Microsoft makes job cuts as Nokia mobile unit suffers

Microsoft has announced that it will write down its Nokia acquisition and cut 7,800 jobs, primarily in the phone business

Microsoft is to cut 7,800 further jobs from its Nokia mobile phone unit, in a move some analysts say demonstrates the company's difficulty adapting to the fast-changing handset business

Microsoft is to continue making aggressive cuts to its Nokia mobile phone unit, this time by axing a further 7,800 jobs and effectively reinventing the business. The cuts follow the company’s decision last year to shed 18,000 jobs, and falls in step with Microsoft’s wider attempts to restructure the phone hardware business to better focus and align resources.

Alongside the job cuts, Microsoft is writing down approximately 80 percent of the Nokia deal

“We are moving from a strategy to grow a standalone phone business to a strategy to grow and create a vibrant Windows ecosystem including our first-party device family,” said Satya Nadella in an email to Microsoft employees. “In the near-term, we’ll run a more effective and focused phone portfolio while retaining capability for long-term reinvention in mobility.”

The announcement follows another in June in which the company said it would part with the former Nokia chief executive Stephen Elop, who joined Microsoft as part of the acquisition.
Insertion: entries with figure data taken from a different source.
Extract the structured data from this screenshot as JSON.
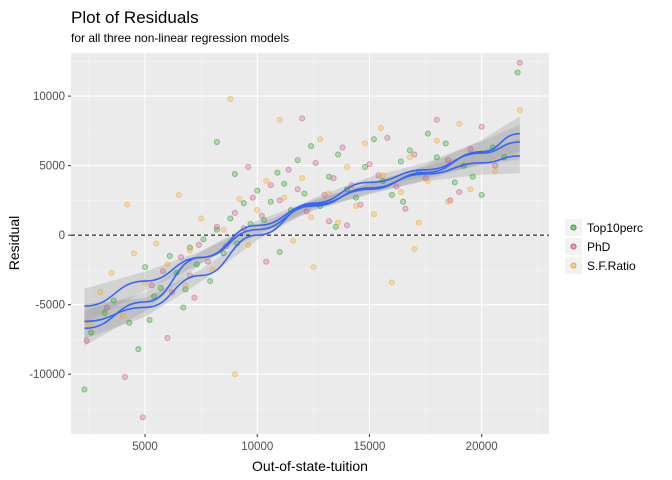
{
  "chart_data": {
    "type": "scatter",
    "title": "Plot of Residuals",
    "subtitle": "for all three non-linear regression models",
    "xlabel": "Out-of-state-tuition",
    "ylabel": "Residual",
    "xlim": [
      1700,
      23000
    ],
    "ylim": [
      -14300,
      13100
    ],
    "xticks": [
      5000,
      10000,
      15000,
      20000
    ],
    "yticks": [
      -10000,
      -5000,
      0,
      5000,
      10000
    ],
    "xtick_labels": [
      "5000",
      "10000",
      "15000",
      "20000"
    ],
    "ytick_labels": [
      "-10000",
      "-5000",
      "0",
      "5000",
      "10000"
    ],
    "hline": 0,
    "grid": true,
    "legend_position": "right",
    "background": "#ebebeb",
    "smooth_color": "#3366ff",
    "series": [
      {
        "name": "Top10perc",
        "color": "#1b9e1b",
        "points": [
          [
            2300,
            -11100
          ],
          [
            2600,
            -7000
          ],
          [
            3200,
            -5600
          ],
          [
            3600,
            -4700
          ],
          [
            4300,
            -6300
          ],
          [
            4700,
            -8200
          ],
          [
            5000,
            -2300
          ],
          [
            5400,
            -4400
          ],
          [
            5700,
            -3800
          ],
          [
            6100,
            -1500
          ],
          [
            6400,
            -2700
          ],
          [
            6700,
            -5200
          ],
          [
            7000,
            -900
          ],
          [
            7300,
            -2100
          ],
          [
            7600,
            -300
          ],
          [
            7900,
            -3300
          ],
          [
            8200,
            400
          ],
          [
            8500,
            -1300
          ],
          [
            8800,
            1200
          ],
          [
            9100,
            -600
          ],
          [
            9400,
            2300
          ],
          [
            9700,
            800
          ],
          [
            10000,
            3200
          ],
          [
            10300,
            1100
          ],
          [
            10600,
            2400
          ],
          [
            10900,
            4500
          ],
          [
            11200,
            3700
          ],
          [
            11500,
            1800
          ],
          [
            11800,
            5400
          ],
          [
            12100,
            3000
          ],
          [
            12400,
            6400
          ],
          [
            12800,
            2100
          ],
          [
            13200,
            4200
          ],
          [
            13600,
            5800
          ],
          [
            14000,
            3300
          ],
          [
            14400,
            2700
          ],
          [
            14800,
            4900
          ],
          [
            15200,
            6900
          ],
          [
            15600,
            3900
          ],
          [
            16000,
            2900
          ],
          [
            16400,
            5300
          ],
          [
            16800,
            6100
          ],
          [
            17200,
            4500
          ],
          [
            17600,
            7300
          ],
          [
            18000,
            5600
          ],
          [
            18400,
            6600
          ],
          [
            18800,
            3800
          ],
          [
            19200,
            5000
          ],
          [
            19600,
            4200
          ],
          [
            20000,
            2900
          ],
          [
            20500,
            6300
          ],
          [
            21000,
            5600
          ],
          [
            21600,
            11700
          ],
          [
            8200,
            6700
          ],
          [
            6800,
            -3900
          ],
          [
            11000,
            -1200
          ],
          [
            13500,
            600
          ],
          [
            16500,
            2400
          ],
          [
            5200,
            -6100
          ],
          [
            9000,
            4400
          ]
        ]
      },
      {
        "name": "PhD",
        "color": "#c8507f",
        "points": [
          [
            2400,
            -7600
          ],
          [
            3300,
            -5200
          ],
          [
            4100,
            -10200
          ],
          [
            4900,
            -13100
          ],
          [
            5300,
            -3600
          ],
          [
            5800,
            -2600
          ],
          [
            6200,
            -4100
          ],
          [
            6600,
            -1600
          ],
          [
            7000,
            -2900
          ],
          [
            7400,
            -700
          ],
          [
            7800,
            -1900
          ],
          [
            8200,
            600
          ],
          [
            8600,
            -800
          ],
          [
            9000,
            1600
          ],
          [
            9400,
            500
          ],
          [
            9800,
            2700
          ],
          [
            10200,
            1400
          ],
          [
            10600,
            3600
          ],
          [
            11000,
            2500
          ],
          [
            11400,
            4700
          ],
          [
            11800,
            3300
          ],
          [
            12200,
            1700
          ],
          [
            12600,
            5200
          ],
          [
            13000,
            2900
          ],
          [
            13400,
            4100
          ],
          [
            13800,
            6300
          ],
          [
            14200,
            3600
          ],
          [
            14600,
            2200
          ],
          [
            15000,
            5100
          ],
          [
            15400,
            4300
          ],
          [
            15800,
            7000
          ],
          [
            16200,
            3500
          ],
          [
            16600,
            1900
          ],
          [
            17000,
            5800
          ],
          [
            17500,
            4100
          ],
          [
            18000,
            8300
          ],
          [
            18500,
            5400
          ],
          [
            19000,
            3100
          ],
          [
            19500,
            6200
          ],
          [
            20000,
            7800
          ],
          [
            20600,
            5000
          ],
          [
            21700,
            12400
          ],
          [
            12000,
            8400
          ],
          [
            7200,
            -4500
          ],
          [
            10400,
            -1900
          ],
          [
            14000,
            700
          ],
          [
            18600,
            2500
          ],
          [
            6000,
            -7400
          ],
          [
            9600,
            4900
          ],
          [
            13200,
            1000
          ]
        ]
      },
      {
        "name": "S.F.Ratio",
        "color": "#f5a623",
        "points": [
          [
            2500,
            -6400
          ],
          [
            3000,
            -4100
          ],
          [
            3500,
            -2700
          ],
          [
            4000,
            -5800
          ],
          [
            4500,
            -1300
          ],
          [
            5000,
            -3400
          ],
          [
            5500,
            -600
          ],
          [
            6000,
            -2100
          ],
          [
            6500,
            2900
          ],
          [
            7000,
            -1100
          ],
          [
            7500,
            1200
          ],
          [
            8000,
            -2500
          ],
          [
            8500,
            400
          ],
          [
            8800,
            9800
          ],
          [
            9200,
            2600
          ],
          [
            9600,
            -700
          ],
          [
            10000,
            1800
          ],
          [
            10400,
            3900
          ],
          [
            10800,
            700
          ],
          [
            11200,
            2700
          ],
          [
            11600,
            -400
          ],
          [
            12000,
            4100
          ],
          [
            12400,
            1300
          ],
          [
            12800,
            6900
          ],
          [
            13200,
            3000
          ],
          [
            13600,
            900
          ],
          [
            14000,
            4900
          ],
          [
            14400,
            2100
          ],
          [
            14800,
            6600
          ],
          [
            15200,
            1500
          ],
          [
            15600,
            4300
          ],
          [
            16000,
            -3400
          ],
          [
            16400,
            3100
          ],
          [
            16800,
            5600
          ],
          [
            17200,
            900
          ],
          [
            17600,
            3900
          ],
          [
            18000,
            6800
          ],
          [
            18500,
            2400
          ],
          [
            19000,
            8000
          ],
          [
            19500,
            3300
          ],
          [
            20000,
            5900
          ],
          [
            20600,
            4600
          ],
          [
            21700,
            9000
          ],
          [
            9000,
            -10000
          ],
          [
            6800,
            -3600
          ],
          [
            11000,
            8300
          ],
          [
            15500,
            7700
          ],
          [
            4200,
            2200
          ],
          [
            12500,
            -2300
          ],
          [
            17000,
            -1000
          ]
        ]
      }
    ],
    "smooths": [
      {
        "x": [
          2300,
          5000,
          7500,
          10000,
          12500,
          15000,
          17500,
          20000,
          21700
        ],
        "y": [
          -5100,
          -3300,
          -1600,
          400,
          2100,
          3400,
          4400,
          5200,
          5700
        ]
      },
      {
        "x": [
          2300,
          5000,
          7500,
          10000,
          12500,
          15000,
          17500,
          20000,
          21700
        ],
        "y": [
          -6700,
          -4800,
          -1600,
          700,
          2200,
          3300,
          4500,
          6000,
          7300
        ]
      },
      {
        "x": [
          2300,
          5000,
          7500,
          10000,
          12500,
          15000,
          17500,
          20000,
          21700
        ],
        "y": [
          -6200,
          -5200,
          -2900,
          0,
          2300,
          3800,
          4700,
          5900,
          6700
        ]
      }
    ]
  }
}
After struggling for years to gain traction in the mobile market, Microsoft’s latest move is proof that the company has yet to get to grips with the fast-changing handset business. Alongside the job cuts, Microsoft is writing down approximately 80 percent of the Nokia deal, for which it parted with $9.4bn last year, taking an impairment charge of $7.6bn and a restructuring charge of $750m to $850m. Each of the proposed actions is to be completed before the end of the company’s fiscal year, that’s according to a company statement.

“I am committed to our first-party devices including phones. However, we need to focus our phone efforts in the near term while driving reinvention,” said Nadella, who is currently tasked with capturing a greater share of the market and driving developments in the mobile computing domain.